Bu şarkı ne anlatıyor dinleyicilerine?

Dinleyicilerimizi efkarlandıracak bir şarkı oldu. Hayatı anlatıyor... Aşkı, acıyı, dostluğu, kardeşliği ve hayatın bir gün ağlayıp bir gün gülmek olduğunu bizlere hissettiren bir eser oldu.

Şarkının adı nasıl kondu?

Şarkının adını sürpriz bir şekilde eşim buldu. Normalde şarkımız hazır hale gelirken hep 'Efkarlıyım Bu Akşam' diyorduk fakat bu isimden tam anlamıyla mutlu değildik. Eşim; bu şarkı, adını bilmediğimiz bir sürü çocuğa yardımı olacak. Ve şarkı sözlerinde sadece bir karakterimizin ismi geçmiyor, o karakterimizin de hayatı boyunca hiç gerçek bir ismi olmamış. Bu yüzden "Adım Yok" olsun dedi. Ve bu isimde karar kıldık.

Bu şarkının aynı zamanda bir sosyal sorumluluk projesi tarafı da var... Geliri kimlere gidecek?

Kitapta bahsedildiği gibi biz de yardıma ihtiyacı olan çocuklarımız için kullanacağız. Elde edilecek gelir yeterli olmayacaktır ama yurt yapmak ya da yapımına destek olmak, kütüphane veya kardeş okulumuz olsun istiyoruz.

Klipten de bahsetmek istiyorum. İstanbul sokaklarında çekilmiş, sözleri yansıtan bir klip olmuş... Siz neler söylemek istersiniz?

Klibimizde, dinleyicilerimizin kitabı okuduklarında görmek isteyecekleri sahneleri ve anları sorduk. Bunun ışığında ilerledik. Kırmızı oda, ilk kez bisiklet sürmeyi öğrenmesi, ilk kez dans etmeleri... Hem hüzünlü hem de eğlenceli bir klip oldu.

Eklemek istedikleriniz var mı?

Hayatımda ilk defa bir kitaba şarkı yazıyorum. Benim için de ilginç ve yeri özel bir şarkı oldu. Bu güzel hikâye için Aslı Arslan'ın kalemine sağlık demek istiyorum. Dinleyicilerimizin de tepkileri, beğenileri ve destekleri muhteşem. Yirmi7 şarkılarını dinleyen herkese teşekkür ediyorum.
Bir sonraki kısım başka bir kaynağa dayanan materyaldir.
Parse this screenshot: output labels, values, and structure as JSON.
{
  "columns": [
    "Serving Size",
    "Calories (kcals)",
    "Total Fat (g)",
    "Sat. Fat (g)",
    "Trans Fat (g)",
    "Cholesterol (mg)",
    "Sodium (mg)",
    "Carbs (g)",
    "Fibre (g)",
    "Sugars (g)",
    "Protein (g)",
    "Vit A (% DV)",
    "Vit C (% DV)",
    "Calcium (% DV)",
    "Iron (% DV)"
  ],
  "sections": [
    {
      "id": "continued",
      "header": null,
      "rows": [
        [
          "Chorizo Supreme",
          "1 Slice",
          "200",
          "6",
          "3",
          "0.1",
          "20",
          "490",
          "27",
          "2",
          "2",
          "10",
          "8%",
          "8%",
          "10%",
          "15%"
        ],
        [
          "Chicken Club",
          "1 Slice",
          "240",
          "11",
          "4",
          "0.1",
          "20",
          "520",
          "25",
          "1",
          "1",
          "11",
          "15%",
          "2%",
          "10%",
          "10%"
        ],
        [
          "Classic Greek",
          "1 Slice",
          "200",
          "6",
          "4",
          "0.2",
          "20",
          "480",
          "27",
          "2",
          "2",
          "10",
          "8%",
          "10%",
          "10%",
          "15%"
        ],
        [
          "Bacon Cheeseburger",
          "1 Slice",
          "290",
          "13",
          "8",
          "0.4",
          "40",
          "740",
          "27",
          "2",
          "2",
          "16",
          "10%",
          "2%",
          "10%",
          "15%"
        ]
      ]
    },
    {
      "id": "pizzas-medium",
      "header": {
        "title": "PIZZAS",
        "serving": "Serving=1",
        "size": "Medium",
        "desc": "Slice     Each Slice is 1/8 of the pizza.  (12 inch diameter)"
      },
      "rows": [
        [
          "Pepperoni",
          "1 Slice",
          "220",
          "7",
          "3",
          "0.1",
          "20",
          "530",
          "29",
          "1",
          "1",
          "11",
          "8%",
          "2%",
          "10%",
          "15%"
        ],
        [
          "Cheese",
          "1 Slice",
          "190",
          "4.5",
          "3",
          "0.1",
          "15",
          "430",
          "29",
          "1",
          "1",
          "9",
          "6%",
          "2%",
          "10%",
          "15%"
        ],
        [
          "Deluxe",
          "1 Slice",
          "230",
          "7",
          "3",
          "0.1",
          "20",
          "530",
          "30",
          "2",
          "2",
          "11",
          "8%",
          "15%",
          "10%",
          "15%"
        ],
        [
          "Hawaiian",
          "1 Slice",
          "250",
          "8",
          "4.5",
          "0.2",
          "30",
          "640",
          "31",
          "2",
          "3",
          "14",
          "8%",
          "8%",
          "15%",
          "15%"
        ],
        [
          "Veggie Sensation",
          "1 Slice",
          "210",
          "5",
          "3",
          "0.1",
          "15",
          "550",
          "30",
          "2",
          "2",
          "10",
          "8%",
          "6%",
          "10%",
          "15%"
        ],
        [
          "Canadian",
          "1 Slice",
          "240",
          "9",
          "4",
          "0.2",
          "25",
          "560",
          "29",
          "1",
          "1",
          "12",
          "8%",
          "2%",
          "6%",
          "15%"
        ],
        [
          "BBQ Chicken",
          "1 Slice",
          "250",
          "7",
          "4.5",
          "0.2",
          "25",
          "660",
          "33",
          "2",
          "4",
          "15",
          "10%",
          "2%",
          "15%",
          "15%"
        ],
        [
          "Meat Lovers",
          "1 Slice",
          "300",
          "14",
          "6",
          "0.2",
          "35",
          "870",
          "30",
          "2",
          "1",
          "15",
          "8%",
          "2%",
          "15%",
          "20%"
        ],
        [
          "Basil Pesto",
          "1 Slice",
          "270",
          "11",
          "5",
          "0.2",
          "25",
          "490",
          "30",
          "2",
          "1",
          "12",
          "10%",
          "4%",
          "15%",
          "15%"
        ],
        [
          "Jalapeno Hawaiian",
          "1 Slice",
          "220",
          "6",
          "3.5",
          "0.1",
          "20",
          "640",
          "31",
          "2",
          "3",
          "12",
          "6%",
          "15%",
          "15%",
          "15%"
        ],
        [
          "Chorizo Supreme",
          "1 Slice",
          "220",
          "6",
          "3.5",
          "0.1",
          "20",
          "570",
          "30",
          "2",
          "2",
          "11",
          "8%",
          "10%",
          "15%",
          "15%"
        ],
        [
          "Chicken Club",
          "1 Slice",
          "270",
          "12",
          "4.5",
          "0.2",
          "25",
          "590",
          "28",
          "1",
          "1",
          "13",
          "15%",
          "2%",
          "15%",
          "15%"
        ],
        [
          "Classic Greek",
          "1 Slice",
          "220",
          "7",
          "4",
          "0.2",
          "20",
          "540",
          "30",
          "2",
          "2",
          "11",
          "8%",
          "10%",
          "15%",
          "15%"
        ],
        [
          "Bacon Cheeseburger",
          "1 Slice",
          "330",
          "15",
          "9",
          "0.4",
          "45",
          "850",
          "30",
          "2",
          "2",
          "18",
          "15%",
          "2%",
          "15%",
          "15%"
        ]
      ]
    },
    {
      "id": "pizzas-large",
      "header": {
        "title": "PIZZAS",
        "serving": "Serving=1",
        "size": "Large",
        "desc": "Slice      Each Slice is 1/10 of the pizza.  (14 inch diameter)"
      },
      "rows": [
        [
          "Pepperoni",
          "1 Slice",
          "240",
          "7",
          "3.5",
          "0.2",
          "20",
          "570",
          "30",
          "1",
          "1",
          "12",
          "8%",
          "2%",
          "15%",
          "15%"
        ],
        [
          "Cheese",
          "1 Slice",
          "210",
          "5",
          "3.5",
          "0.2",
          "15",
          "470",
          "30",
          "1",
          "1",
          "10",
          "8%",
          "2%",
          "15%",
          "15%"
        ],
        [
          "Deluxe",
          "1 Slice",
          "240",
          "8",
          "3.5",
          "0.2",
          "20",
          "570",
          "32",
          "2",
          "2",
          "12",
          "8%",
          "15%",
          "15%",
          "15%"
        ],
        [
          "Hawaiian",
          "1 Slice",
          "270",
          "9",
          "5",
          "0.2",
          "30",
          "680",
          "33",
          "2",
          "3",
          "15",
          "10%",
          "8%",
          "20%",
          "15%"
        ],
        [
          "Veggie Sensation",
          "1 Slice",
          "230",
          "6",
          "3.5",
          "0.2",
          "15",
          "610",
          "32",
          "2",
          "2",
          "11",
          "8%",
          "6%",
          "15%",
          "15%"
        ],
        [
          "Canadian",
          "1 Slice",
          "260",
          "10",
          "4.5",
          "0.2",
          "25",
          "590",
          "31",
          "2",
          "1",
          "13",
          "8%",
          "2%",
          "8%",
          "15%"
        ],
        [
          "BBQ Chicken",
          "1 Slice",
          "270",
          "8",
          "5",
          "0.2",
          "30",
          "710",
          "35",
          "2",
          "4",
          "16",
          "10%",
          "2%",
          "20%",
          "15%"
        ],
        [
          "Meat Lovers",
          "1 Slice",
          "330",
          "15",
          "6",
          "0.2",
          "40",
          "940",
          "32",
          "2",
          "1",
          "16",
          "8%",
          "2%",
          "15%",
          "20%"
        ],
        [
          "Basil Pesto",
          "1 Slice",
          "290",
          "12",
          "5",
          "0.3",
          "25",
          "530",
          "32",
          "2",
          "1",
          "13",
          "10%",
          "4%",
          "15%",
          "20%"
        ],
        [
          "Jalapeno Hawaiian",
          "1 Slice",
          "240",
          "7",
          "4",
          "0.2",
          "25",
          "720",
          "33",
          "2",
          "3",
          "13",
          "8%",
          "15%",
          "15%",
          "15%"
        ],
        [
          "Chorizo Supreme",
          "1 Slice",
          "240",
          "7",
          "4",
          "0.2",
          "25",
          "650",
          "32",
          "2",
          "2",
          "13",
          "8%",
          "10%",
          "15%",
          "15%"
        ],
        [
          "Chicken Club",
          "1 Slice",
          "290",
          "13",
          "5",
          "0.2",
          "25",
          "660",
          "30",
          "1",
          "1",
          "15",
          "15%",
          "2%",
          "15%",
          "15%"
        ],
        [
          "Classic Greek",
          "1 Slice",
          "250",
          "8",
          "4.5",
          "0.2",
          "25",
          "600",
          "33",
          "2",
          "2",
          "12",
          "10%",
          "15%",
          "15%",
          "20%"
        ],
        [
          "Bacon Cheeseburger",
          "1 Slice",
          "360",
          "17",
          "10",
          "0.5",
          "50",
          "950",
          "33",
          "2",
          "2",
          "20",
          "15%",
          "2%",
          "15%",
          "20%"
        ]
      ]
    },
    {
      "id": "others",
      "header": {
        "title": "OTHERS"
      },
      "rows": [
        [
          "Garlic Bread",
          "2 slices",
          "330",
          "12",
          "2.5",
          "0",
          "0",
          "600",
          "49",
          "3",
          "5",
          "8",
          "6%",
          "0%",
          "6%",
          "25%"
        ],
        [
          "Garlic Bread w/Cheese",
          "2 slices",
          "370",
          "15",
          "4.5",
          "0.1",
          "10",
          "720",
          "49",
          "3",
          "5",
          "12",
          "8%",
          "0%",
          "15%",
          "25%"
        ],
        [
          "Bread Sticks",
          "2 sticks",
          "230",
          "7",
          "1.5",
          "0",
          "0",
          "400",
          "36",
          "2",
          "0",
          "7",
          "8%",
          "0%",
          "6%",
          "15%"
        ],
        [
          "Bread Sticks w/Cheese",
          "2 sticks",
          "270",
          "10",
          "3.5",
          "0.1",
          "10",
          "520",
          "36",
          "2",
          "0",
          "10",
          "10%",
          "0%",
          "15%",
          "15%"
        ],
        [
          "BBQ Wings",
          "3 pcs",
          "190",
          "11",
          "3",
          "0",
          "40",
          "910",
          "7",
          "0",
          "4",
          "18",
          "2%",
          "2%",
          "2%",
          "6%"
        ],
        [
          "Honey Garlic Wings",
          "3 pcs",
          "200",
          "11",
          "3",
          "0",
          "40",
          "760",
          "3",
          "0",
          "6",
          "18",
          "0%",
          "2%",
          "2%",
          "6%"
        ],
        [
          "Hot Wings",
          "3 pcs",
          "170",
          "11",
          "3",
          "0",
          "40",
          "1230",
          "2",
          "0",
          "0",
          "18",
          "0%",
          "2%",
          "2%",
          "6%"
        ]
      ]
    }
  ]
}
TARZ OLARAK DEĞİŞEN BİR ŞEY OLMADI

ABD'deki müzik yaşamınızdan bize biraz bahseder misiniz? Yirmi7 grubunu sadece rock müzik kategorisine koymak doğru olmayabilir sanki... Ne tarz müzik yapıyorsunuz?

Yaklaşık yüze yakın Türkçe ve İngilizce şarkım var, onların tarzlarına bakınca Yirmi7'yi sadece rock kategorisiyle sınırlamak bana da doğru gelmiyor. Los Angeles'ta 15 yıl aktif olarak müzik ile uğraştım. Şarkılarım tarz olarak Klasik Türk Müziği ezgilerini ve 1950'lilerin Amerikan Rock and Roll'unu birleştiren bir havası var. İngilizce bestelerimdeki Türk motifleri oradaki dinleyicimizin en hoşuna giden tarafıydı. Türkçe şarkılarımı da tüm konserlerimizde çalıyorduk bu bizi diğerlerinden ayıran en önemli farkımızdı.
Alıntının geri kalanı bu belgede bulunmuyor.